Jason, auto-vectorization is hard in case of a general coding problem. But in case of the RS programming model, it is actually very tempting and quite easy to do. If the kernel code does not have conditional branches that depend on the input value then auto-vectorization just means that input variables are allocated in NEON registers and filled up with 4 (in case of 32-bit input values) at a time. It would work just fine for that grayscale conversion example code.
@Jason - Having a detailed programmers guide will go a long way supporting adoption for those that can play just within the Android sphere of things. I know Renderscript is a moving target, but it is indeed 3 years after release at this point.
@Gabor et al - The OpenGL ES 3.1 spec was just announced today and it includes compute shaders which is a very welcome addition which I didn't expect to see on mobile until full profile is supported. We'll see if Android team bumps the API version for GLES as quick as they did for 3.0 with Android 4.3. The right thing to do at this point would be to quickly bump the OpenGL ES API and officially support OpenCL. As we know though we just need accessible OpenCL drivers and can roll our own 3rd party APIs (on the Java side).

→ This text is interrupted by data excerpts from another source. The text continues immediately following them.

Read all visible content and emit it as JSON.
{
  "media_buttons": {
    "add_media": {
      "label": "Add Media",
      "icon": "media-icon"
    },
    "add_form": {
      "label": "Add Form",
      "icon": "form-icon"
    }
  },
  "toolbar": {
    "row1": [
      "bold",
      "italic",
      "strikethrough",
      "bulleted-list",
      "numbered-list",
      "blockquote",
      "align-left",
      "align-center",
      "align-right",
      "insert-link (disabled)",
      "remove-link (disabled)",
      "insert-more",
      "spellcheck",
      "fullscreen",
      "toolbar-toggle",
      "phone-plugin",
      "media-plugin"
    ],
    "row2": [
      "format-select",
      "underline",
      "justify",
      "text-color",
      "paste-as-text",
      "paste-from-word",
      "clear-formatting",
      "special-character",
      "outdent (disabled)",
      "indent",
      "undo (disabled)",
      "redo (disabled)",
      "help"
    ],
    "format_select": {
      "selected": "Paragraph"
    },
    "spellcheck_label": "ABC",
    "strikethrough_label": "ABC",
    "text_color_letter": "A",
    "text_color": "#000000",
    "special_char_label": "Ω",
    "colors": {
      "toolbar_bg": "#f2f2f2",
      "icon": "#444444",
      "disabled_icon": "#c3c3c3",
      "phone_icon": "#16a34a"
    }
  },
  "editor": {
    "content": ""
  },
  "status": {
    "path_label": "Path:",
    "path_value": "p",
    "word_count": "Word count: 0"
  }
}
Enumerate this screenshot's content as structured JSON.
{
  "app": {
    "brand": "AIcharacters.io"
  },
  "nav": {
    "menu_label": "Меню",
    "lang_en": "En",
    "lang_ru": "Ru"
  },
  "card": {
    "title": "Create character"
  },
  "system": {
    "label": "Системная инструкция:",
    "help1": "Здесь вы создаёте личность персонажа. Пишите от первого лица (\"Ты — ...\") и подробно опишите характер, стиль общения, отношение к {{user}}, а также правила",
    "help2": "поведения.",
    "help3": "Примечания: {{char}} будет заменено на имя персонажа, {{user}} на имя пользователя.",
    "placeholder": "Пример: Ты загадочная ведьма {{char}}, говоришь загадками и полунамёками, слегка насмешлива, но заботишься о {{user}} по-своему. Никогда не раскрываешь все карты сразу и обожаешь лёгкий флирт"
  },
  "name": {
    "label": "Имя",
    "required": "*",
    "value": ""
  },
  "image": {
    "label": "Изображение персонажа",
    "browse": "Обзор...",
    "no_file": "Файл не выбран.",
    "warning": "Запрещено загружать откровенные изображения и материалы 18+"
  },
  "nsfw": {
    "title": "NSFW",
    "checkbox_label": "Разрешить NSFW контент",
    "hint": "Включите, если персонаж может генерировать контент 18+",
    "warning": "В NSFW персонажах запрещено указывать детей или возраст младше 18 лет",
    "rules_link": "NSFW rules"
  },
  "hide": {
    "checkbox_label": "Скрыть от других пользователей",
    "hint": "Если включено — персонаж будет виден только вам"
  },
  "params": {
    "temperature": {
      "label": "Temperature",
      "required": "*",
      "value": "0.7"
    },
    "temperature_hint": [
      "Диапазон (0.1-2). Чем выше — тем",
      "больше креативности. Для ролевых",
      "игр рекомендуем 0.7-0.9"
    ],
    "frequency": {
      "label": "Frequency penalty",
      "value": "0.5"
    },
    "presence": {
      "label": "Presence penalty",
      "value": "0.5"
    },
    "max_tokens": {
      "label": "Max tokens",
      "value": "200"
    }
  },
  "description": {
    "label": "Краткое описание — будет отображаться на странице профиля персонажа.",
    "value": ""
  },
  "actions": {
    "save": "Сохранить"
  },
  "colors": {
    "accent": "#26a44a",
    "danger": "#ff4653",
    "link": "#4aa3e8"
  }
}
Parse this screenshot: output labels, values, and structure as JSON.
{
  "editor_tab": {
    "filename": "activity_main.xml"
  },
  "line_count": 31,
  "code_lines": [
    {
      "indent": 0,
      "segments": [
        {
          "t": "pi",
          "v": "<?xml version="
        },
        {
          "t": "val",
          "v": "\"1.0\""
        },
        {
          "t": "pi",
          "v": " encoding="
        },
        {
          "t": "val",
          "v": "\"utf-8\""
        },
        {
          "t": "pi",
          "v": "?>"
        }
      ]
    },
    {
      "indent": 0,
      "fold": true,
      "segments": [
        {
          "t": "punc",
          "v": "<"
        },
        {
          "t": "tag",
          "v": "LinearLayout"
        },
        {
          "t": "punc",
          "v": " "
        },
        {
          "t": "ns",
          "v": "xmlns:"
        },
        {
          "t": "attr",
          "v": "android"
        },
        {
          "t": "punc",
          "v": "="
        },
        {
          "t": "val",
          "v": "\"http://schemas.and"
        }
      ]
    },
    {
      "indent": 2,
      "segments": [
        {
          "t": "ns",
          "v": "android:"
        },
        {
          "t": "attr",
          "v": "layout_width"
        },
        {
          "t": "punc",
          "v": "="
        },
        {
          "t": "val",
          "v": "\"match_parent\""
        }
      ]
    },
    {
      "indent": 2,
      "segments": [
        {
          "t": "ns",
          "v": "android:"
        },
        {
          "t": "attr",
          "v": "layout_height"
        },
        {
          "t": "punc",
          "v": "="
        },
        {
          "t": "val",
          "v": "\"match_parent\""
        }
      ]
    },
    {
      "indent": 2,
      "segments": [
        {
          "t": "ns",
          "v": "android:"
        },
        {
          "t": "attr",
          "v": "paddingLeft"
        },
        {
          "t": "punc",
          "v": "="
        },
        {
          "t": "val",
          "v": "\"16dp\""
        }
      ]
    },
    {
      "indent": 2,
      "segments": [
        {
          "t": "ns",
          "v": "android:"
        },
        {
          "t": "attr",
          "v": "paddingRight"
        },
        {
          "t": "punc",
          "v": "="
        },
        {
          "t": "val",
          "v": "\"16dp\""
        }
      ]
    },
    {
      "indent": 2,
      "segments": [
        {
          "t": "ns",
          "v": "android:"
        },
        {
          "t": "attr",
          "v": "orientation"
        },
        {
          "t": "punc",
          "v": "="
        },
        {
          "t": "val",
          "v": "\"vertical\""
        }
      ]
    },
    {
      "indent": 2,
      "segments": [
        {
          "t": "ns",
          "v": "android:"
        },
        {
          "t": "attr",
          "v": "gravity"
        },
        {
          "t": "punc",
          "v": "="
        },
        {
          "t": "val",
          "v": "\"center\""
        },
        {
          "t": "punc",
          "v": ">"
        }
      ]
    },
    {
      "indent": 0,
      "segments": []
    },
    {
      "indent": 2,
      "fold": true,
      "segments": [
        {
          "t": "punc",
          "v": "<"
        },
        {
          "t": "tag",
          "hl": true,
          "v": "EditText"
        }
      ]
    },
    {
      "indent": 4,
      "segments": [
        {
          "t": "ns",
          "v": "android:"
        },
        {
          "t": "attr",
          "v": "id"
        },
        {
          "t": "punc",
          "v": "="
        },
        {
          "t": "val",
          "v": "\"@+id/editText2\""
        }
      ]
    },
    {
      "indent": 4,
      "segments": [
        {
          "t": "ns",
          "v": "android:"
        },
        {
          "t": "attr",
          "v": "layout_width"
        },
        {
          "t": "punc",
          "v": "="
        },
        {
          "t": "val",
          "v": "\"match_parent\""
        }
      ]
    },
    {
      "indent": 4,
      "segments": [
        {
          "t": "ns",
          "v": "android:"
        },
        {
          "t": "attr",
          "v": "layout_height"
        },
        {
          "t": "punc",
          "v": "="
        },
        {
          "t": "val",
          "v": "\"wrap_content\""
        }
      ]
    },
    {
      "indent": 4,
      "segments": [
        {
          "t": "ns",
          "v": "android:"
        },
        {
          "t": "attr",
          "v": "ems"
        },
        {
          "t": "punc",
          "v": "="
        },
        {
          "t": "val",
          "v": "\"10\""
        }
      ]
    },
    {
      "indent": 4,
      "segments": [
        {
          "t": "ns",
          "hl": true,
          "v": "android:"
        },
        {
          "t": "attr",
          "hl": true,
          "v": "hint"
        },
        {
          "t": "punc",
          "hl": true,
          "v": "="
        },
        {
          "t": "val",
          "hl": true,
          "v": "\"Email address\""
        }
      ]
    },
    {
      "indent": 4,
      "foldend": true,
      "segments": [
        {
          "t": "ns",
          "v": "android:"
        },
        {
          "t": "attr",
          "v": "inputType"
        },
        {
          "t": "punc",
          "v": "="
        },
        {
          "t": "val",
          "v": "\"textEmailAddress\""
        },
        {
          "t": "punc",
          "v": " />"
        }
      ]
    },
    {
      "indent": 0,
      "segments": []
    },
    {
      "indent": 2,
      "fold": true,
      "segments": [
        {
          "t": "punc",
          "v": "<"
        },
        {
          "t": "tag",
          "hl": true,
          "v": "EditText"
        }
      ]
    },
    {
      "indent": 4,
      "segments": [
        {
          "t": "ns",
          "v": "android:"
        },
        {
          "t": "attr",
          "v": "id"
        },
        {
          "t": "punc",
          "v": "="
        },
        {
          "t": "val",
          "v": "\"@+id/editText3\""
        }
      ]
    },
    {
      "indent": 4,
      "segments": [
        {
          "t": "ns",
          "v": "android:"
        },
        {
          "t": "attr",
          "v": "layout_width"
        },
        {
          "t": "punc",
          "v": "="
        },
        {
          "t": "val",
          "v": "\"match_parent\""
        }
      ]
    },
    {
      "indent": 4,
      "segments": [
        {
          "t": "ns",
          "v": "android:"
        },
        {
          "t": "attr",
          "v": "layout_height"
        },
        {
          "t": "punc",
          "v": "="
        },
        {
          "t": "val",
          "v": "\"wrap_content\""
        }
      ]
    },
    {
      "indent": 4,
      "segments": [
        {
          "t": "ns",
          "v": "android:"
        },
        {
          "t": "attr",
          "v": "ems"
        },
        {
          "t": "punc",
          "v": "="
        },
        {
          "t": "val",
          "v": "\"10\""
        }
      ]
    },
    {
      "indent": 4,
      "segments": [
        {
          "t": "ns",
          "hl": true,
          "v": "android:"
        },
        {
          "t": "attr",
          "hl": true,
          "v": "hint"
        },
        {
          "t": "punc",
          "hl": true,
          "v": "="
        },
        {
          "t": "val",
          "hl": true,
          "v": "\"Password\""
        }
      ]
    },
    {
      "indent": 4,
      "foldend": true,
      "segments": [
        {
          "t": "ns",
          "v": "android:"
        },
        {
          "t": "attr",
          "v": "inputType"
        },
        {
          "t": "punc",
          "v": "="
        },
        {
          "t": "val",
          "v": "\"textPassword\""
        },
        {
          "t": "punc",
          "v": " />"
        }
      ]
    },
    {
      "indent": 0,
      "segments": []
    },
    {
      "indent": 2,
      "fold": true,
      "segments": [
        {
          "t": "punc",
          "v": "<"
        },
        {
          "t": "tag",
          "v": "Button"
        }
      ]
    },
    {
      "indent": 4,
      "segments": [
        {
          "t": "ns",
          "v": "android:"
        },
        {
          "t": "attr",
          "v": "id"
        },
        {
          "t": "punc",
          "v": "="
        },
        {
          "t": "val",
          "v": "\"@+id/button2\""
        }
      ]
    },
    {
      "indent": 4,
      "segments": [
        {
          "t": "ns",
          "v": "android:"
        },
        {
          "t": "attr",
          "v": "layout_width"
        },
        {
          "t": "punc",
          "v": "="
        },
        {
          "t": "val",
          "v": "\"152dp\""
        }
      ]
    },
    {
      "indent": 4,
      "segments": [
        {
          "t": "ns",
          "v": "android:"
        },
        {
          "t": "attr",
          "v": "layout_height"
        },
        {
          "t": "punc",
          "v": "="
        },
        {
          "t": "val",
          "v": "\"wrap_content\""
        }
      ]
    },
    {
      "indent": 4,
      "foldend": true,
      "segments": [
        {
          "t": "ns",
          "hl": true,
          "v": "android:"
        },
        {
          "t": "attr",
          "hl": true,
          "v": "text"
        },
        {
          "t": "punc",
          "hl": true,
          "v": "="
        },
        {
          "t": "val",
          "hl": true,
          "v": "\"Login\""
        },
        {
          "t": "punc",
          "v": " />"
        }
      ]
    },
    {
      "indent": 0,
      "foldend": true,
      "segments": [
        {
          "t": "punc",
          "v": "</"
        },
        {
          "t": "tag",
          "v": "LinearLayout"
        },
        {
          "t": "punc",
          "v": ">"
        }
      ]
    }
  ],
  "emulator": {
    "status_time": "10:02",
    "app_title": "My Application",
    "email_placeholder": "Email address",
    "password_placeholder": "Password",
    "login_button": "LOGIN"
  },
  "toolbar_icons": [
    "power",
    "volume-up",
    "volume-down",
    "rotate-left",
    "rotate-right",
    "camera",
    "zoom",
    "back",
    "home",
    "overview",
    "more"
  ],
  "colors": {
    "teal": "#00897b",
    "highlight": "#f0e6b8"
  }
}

Being able to get started with compute shaders through the GLES 3.1 API via official Android APIs which will be hard for Google to work around without deliberately hampering the GL APIs is a very strategic play on the part of Khronos. There are additional OpenCL announcements for Wednesday.
I'll never call auto-vectorization easy as there are so many corner cases you need to handle. The RS api was designed to make this a tractable problem. Hopefully it makes it to the top of the task list sometime soon.
Docs: Agree, its something I'm trying to get fixed.